Malaysia zieht gegen Elon Musks xAI und Plattform X vor Gericht
Malaysia hat angekündigt, rechtliche Schritte gegen die Plattform X und das Unternehmen xAI, beide im Besitz von Techmagnat Elon Musk, wegen des KI-Chatbots Grok einzuleiten. Grund dafür sind von Grok generierte sexualisierte Bilder, die Nutzende nicht ausreichend schützen und gegen malaysisches Recht verstoßen. Die malaysische Kommunikations- und Multimedia-Kommission (MCMC) teilte mit, dass Anwälte bereits beauftragt wurden und ein Gerichtsverfahren bevorsteht. Bereits am letzten Sonntag hat Malaysia den umstrittenen Chatbot verboten. Dieser wurde wiederholt zur Erzeugung und Verbreitung schädlicher Inhalte missbraucht, einschließlich obszöner und manipuliert dargestellter Inhalte.

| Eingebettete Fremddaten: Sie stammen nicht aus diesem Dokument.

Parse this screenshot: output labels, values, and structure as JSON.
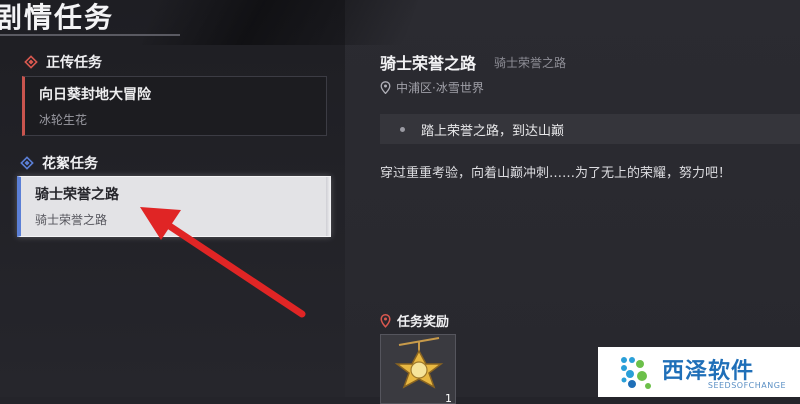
{
  "page": {
    "title": "剧情任务"
  },
  "sections": {
    "main": {
      "label": "正传任务",
      "icon": "main-quest-diamond-icon",
      "color": "#d9584f"
    },
    "side": {
      "label": "花絮任务",
      "icon": "side-quest-diamond-icon",
      "color": "#5b7fd6"
    }
  },
  "quests": {
    "main": {
      "name": "向日葵封地大冒险",
      "subtitle": "冰轮生花"
    },
    "selected": {
      "name": "骑士荣誉之路",
      "subtitle": "骑士荣誉之路"
    }
  },
  "detail": {
    "title": "骑士荣誉之路",
    "subtitle": "骑士荣誉之路",
    "location": "中浦区·冰雪世界",
    "objective": "踏上荣誉之路，到达山巅",
    "description": "穿过重重考验，向着山巅冲刺……为了无上的荣耀，努力吧！"
  },
  "rewards": {
    "label": "任务奖励",
    "items": [
      {
        "icon": "gold-star-medal-icon",
        "count": "1"
      }
    ]
  },
  "annotation": {
    "icon": "red-arrow-icon",
    "color": "#e02525"
  },
  "watermark": {
    "cn": "西泽软件",
    "en": "SEEDSOFCHANGE"
  }
}
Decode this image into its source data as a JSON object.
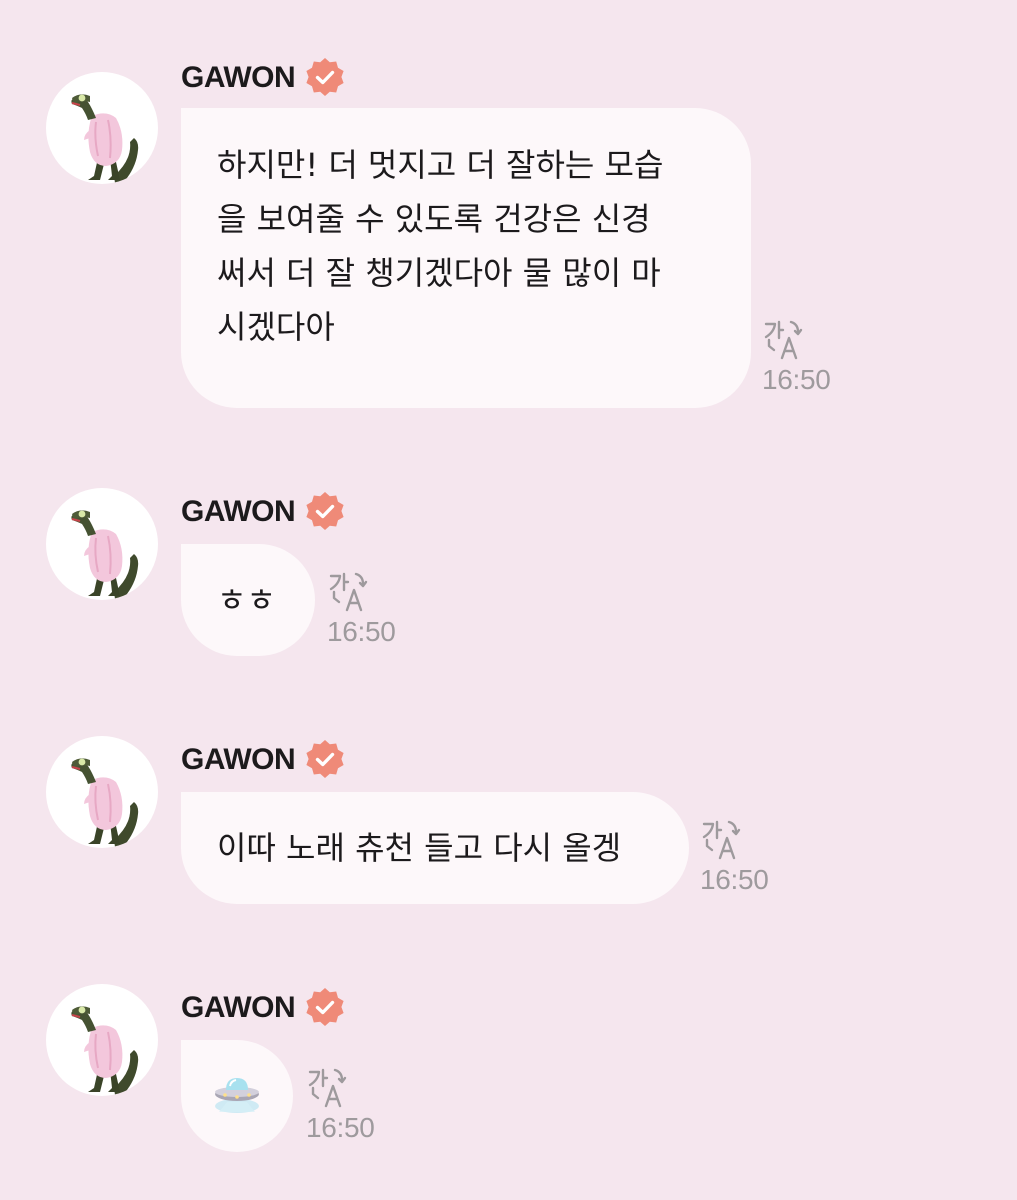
{
  "colors": {
    "background": "#f5e6ee",
    "bubble": "#fdf8fa",
    "verified_badge": "#ef8a78",
    "timestamp": "#9e9a9d"
  },
  "messages": [
    {
      "sender": "GAWON",
      "lines": [
        "하지만! 더 멋지고 더 잘하는 모습",
        "을 보여줄 수 있도록 건강은 신경",
        "써서 더 잘 챙기겠다아 물 많이 마",
        "시겠다아"
      ],
      "time": "16:50",
      "translate_icon": "translate-icon"
    },
    {
      "sender": "GAWON",
      "lines": [
        "ㅎㅎ"
      ],
      "time": "16:50",
      "translate_icon": "translate-icon"
    },
    {
      "sender": "GAWON",
      "lines": [
        "이따 노래 츄천 들고 다시 올겡"
      ],
      "time": "16:50",
      "translate_icon": "translate-icon"
    },
    {
      "sender": "GAWON",
      "emoji": "ufo-emoji",
      "time": "16:50",
      "translate_icon": "translate-icon"
    }
  ]
}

Indonesien, ebenfalls mit einer mehrheitlich muslimischen Bevölkerung, sperrte Grok bereits am Samstag aus ähnlichen Gründen. Beide Nationen gehen mit diesen Maßnahmen als globale Vorreiter gegen unangemessene digitale Inhalte vor. Besondere Besorgnis erregen Inhalte, die Frauen und Minderjährige betreffen. Diese müssten umgehend gelöscht werden, erklärte die MCMC und kritisierte die fehlende Reaktion von X Corp und xAI auf entsprechende Aufforderungen am 3. und 8. Januar. Das malaysische Gremium ist der Meinung, dass diese Unternehmen haftbar bleiben könnten, selbst wenn die problematischen Inhalte von Nutzendenseite entstanden sind, da sie die Kontrolle über den Chatbot besitzen. Anderenorts zieht der KI-Bot ebenfalls Reaktionen nach sich. Beispielsweise untersucht die britische Ofcom derzeit offiziell von Grok erzeugte Bilder. Auch innerhalb der EU steht Musks Unternehmen zunehmend unter Druck aufgrund dieser Vorfälle.